Biggest change: neonatal care

But perhaps the biggest change over his career has been in neonatal care, Davis said. “I really liked pediatrics when I was a medical student, but at the time many of those babies died. Working with premature babies was often a sad place to be. But now our survival rates are really good.” Corticosteroids can now mature a baby’s lungs and magnesium sulfate helps prevent brain injury.

rep rnicu davis 550pxBabies being cared for in UAB's Regional Neonatal Intensive Care Unit. Davis says the unit has played a major role in improving outcomes for babies in Alabama over his career.One negative surprise was how difficult it has been to affect the premature delivery rate, Davis said. “It has not changed much in years. A lot of research, including here at UAB, went into that, and we were really convinced we could do something that would prevent preterm labor.” But tocolytic drugs, which had seemed promising, made only minor differences in delaying premature deliveries, Davis said, “and they made patients feel awful. That is something we still need to work on.”

But the regionalization of care, with babies brought to specialized neonatal ICUs such as the one at UAB, staffed with neonatologists 24 hours a day, has contributed to greatly improved outcomes after premature babies are born. Bruce Harris, M.D., “traveled across the state talking to hospitals and physician groups about how important it was to have premature babies born in a place like UAB with a neonatal nursery because the babies survived better,” Davis said. (In 2021, Guinness World Records noted that the world’s most premature infant to survive is Curtis Means, born at UAB Hospital in 2020, who was 21 weeks and one day in gestation, and spent 275 days in UAB’s neonatal ICU.)


"UAB is a great place to work"

“UAB is a great place to work from the standpoint of the people we serve,” Davis said. “We have cutting-edge technology, but it is still important to listen to patients, take a good history and a good physical exam. Having a good foundation in the basics will help you go a long way.”

UAB has also been a great place to work for other reasons, Davis added. “There are great benefits, and the leadership is very invested in having happy employees,” he said. Plus, “I have worked with a lot of smart people. Working with residents keeps you on your toes and is fun. To see an intern go from having trouble tying knots to becoming a chief resident is rewarding.”

After 50 years delivering babies in Birmingham, Davis is now in the process of dealing with the paperwork of retirement.
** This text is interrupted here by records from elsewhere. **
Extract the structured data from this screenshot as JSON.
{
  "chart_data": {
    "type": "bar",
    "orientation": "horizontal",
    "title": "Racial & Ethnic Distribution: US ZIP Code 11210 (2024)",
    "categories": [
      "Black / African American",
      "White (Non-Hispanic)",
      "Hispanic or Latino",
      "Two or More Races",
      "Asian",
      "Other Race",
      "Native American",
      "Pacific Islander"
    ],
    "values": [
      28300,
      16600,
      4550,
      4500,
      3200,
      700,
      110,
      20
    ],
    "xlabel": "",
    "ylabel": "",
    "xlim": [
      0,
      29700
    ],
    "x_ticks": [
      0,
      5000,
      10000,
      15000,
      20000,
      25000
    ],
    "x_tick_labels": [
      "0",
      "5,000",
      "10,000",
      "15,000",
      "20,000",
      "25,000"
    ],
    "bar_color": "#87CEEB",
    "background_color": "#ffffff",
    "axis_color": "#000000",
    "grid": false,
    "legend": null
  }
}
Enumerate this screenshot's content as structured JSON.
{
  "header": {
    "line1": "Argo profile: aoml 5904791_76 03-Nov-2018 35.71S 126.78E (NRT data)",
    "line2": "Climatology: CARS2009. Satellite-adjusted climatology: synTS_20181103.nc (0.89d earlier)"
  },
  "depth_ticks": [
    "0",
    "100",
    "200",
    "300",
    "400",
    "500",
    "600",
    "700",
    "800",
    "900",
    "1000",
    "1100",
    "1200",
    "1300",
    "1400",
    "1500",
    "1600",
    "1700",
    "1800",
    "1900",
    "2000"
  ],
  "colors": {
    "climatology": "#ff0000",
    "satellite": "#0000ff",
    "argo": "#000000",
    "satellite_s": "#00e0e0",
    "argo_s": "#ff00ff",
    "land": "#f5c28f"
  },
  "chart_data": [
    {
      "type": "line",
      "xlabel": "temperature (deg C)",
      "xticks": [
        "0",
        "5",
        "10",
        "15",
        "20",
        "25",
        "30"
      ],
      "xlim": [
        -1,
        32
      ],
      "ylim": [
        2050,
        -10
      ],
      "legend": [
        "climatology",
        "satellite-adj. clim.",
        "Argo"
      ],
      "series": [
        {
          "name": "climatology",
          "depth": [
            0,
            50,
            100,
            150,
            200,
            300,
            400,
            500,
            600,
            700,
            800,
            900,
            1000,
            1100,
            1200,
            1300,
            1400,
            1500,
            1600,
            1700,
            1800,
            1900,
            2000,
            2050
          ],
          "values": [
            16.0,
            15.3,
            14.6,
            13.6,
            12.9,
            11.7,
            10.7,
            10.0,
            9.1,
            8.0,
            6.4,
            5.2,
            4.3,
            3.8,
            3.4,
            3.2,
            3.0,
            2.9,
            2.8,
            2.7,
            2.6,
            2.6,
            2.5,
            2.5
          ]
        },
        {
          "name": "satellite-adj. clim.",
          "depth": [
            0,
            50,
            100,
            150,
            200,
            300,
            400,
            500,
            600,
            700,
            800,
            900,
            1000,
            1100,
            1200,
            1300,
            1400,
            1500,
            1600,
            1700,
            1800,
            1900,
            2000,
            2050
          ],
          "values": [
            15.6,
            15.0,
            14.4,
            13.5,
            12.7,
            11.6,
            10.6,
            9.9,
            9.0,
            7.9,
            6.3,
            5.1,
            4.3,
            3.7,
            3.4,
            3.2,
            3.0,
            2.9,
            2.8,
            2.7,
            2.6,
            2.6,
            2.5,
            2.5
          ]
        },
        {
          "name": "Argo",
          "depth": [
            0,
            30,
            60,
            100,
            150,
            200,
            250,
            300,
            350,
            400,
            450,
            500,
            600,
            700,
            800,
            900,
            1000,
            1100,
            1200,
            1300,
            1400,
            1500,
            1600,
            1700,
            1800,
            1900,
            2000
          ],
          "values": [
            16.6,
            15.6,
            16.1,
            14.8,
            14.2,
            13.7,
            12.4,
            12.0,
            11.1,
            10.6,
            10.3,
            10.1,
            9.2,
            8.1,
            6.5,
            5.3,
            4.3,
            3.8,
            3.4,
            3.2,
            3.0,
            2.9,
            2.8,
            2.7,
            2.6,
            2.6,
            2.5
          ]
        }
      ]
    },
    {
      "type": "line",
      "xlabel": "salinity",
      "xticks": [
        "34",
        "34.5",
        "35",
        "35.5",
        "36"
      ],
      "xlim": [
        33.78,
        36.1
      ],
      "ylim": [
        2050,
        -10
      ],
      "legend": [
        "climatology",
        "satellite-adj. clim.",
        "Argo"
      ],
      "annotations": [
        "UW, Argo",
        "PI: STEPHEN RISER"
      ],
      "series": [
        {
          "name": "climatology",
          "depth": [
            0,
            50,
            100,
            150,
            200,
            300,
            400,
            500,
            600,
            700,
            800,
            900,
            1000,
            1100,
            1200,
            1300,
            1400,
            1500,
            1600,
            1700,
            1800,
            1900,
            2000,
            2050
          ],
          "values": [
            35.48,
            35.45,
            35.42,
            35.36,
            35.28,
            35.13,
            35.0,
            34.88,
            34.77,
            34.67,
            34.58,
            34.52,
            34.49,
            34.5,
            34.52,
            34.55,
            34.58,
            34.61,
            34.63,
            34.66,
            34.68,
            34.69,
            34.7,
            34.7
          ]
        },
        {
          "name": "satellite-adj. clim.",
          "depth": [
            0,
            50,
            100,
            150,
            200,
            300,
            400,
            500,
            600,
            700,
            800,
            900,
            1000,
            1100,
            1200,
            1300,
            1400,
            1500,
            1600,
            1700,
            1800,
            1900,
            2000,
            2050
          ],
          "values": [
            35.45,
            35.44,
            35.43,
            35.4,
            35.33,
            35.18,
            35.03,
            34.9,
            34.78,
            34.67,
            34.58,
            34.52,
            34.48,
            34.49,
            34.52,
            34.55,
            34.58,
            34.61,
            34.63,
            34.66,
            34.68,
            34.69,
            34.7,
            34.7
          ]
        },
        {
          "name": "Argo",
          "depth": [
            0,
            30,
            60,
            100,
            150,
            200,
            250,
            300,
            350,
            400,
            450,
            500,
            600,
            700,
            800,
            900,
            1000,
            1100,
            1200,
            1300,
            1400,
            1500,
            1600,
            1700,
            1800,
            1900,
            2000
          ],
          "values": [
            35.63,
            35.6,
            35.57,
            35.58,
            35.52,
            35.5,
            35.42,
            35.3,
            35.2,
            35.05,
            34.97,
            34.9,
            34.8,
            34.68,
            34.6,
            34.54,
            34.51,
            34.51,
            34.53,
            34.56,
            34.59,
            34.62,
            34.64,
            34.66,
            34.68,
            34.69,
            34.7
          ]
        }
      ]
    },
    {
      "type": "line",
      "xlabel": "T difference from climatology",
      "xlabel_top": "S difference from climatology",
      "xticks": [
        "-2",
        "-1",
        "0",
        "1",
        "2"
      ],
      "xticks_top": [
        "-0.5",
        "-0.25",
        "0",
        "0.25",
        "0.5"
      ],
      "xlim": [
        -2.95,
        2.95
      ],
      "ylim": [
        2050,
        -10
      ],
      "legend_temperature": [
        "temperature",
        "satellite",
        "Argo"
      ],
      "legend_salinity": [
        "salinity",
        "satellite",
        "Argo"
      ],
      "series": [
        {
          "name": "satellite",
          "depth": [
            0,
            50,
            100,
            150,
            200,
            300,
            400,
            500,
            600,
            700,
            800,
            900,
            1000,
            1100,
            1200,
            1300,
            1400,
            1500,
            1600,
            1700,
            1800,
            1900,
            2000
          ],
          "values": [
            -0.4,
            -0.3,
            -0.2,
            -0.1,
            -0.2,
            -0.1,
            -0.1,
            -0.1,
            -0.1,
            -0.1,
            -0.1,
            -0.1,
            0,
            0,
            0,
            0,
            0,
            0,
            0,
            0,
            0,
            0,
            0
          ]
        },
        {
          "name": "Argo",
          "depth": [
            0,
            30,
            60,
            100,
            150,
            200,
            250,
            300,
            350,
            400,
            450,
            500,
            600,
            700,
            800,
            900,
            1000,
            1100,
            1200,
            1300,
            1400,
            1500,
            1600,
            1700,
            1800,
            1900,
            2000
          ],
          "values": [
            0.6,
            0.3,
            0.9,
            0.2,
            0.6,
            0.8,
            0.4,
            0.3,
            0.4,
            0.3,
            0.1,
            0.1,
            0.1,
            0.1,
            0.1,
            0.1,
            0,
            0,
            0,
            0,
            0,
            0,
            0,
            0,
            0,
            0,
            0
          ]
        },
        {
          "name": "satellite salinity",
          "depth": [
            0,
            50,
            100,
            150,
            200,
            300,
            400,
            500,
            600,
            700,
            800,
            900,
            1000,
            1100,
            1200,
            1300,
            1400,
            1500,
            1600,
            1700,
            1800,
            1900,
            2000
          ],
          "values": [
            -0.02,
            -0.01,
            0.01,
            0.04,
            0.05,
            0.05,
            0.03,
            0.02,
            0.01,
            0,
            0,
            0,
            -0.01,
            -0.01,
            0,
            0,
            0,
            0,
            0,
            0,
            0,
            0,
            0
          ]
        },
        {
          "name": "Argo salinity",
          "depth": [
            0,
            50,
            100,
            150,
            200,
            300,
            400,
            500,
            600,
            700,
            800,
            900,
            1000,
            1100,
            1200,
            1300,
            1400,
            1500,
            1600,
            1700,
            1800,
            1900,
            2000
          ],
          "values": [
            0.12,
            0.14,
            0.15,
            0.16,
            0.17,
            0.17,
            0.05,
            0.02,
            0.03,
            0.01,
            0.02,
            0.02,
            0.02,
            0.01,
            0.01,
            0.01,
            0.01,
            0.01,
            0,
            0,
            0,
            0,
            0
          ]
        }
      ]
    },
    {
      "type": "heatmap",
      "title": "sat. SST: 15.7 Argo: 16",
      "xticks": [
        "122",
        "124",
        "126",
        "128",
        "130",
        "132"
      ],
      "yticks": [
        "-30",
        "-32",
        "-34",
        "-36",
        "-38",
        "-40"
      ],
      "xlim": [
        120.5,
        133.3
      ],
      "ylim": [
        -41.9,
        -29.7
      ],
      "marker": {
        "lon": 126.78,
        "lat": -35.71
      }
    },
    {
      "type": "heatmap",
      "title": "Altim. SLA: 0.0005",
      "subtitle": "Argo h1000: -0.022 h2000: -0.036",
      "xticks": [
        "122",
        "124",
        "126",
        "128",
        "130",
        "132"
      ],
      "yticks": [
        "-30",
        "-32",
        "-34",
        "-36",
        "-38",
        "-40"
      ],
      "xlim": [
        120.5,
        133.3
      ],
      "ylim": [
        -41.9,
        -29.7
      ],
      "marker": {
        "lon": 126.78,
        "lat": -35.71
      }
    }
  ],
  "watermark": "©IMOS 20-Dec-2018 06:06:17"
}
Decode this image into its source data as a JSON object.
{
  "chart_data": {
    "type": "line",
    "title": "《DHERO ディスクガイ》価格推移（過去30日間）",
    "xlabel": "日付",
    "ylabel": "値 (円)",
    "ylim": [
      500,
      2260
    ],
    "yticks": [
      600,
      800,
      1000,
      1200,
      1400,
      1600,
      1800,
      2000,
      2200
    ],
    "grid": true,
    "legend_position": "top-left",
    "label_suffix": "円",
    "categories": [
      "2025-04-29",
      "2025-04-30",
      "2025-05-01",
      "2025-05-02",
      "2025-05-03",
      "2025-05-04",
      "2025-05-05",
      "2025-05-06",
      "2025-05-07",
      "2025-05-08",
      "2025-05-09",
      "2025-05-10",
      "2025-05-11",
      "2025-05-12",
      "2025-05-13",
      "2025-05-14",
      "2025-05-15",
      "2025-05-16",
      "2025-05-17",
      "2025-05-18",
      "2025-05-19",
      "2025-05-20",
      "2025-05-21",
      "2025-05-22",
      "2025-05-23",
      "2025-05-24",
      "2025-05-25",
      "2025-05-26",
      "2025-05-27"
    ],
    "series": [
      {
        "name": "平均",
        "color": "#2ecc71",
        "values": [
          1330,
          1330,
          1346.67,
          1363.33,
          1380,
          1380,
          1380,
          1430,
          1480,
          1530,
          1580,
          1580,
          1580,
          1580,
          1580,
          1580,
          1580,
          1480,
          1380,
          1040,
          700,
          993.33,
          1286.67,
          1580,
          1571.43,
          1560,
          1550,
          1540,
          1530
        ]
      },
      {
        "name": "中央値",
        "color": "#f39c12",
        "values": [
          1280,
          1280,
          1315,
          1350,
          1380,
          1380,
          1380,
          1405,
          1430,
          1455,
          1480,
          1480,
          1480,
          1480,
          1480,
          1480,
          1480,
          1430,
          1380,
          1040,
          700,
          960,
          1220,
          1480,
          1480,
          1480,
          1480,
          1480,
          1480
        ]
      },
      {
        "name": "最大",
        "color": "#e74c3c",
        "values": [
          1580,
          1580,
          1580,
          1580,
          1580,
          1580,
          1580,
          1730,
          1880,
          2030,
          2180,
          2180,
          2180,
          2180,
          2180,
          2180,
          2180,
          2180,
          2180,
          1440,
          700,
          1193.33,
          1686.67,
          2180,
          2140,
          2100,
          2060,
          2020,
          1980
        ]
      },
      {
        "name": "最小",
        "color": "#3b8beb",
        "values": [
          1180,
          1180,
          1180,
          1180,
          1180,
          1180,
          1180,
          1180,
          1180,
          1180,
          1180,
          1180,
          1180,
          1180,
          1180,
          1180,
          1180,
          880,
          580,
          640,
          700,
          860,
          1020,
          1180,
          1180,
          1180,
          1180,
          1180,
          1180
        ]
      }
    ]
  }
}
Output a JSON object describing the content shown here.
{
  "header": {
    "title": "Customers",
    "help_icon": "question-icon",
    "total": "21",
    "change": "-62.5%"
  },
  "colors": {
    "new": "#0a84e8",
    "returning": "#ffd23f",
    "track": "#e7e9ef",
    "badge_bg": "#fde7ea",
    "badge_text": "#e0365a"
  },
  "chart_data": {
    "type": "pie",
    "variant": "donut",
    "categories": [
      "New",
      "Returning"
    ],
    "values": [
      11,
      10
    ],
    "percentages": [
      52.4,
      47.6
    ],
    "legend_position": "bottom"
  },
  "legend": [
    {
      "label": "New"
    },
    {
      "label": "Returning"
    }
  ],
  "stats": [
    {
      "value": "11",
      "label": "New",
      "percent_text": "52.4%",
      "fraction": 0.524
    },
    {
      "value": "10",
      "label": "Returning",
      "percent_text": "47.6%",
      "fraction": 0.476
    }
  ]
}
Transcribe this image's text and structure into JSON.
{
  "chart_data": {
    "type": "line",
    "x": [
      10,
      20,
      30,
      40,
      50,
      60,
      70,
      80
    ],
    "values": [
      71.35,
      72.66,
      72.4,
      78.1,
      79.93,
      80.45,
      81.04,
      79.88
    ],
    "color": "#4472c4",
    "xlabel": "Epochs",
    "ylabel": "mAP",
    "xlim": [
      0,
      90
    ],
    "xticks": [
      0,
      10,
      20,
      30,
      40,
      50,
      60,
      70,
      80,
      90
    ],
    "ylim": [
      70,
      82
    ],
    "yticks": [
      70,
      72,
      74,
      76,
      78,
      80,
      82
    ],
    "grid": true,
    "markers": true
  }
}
How did he decide this was the time? “If you have a job that you really enjoy and you are still productive and it doesn’t feel too much like work and you want to go to work, you should keep working,” he said. “There is no magic age, but there is a moment when Father Time will talk to you a bit. I finally got to that point.”

Something else Davis never saw coming: How UAB would grow. When Davis started at UAB, the actual people who now live on in the names of the campus buildings — including S. Richardson Hill, M.D., John Kirklin, M.D., and Tinsley Harrison, M.D. — still practiced on the grounds of a much smaller campus. “At the time, of course, I wasn’t thinking in terms of the tremendous growth that would take place here, or anyone on the faculty having a place in history,” Davis said. “I’m proud to have been here during the tremendous growth of UAB’s academic reputation, and equally satisfying has been the amazing expansion of all clinical services.” In 2022, UAB’s Department of Obstetrics and Gynecology was ranked fifth in the nation in the U.S. News and World Report Best Hospitals rankings.

As Davis prepares for a new chapter, he has experienced a few full-circle moments. “One of my co-residents was Ed Partridge,” who would go on to become director of UAB’s O’Neal Comprehensive Cancer Center, Davis said. “When I had my retirement reception last week, it took place in the Barbara and Ed Partridge Auditorium at the Cancer Center.”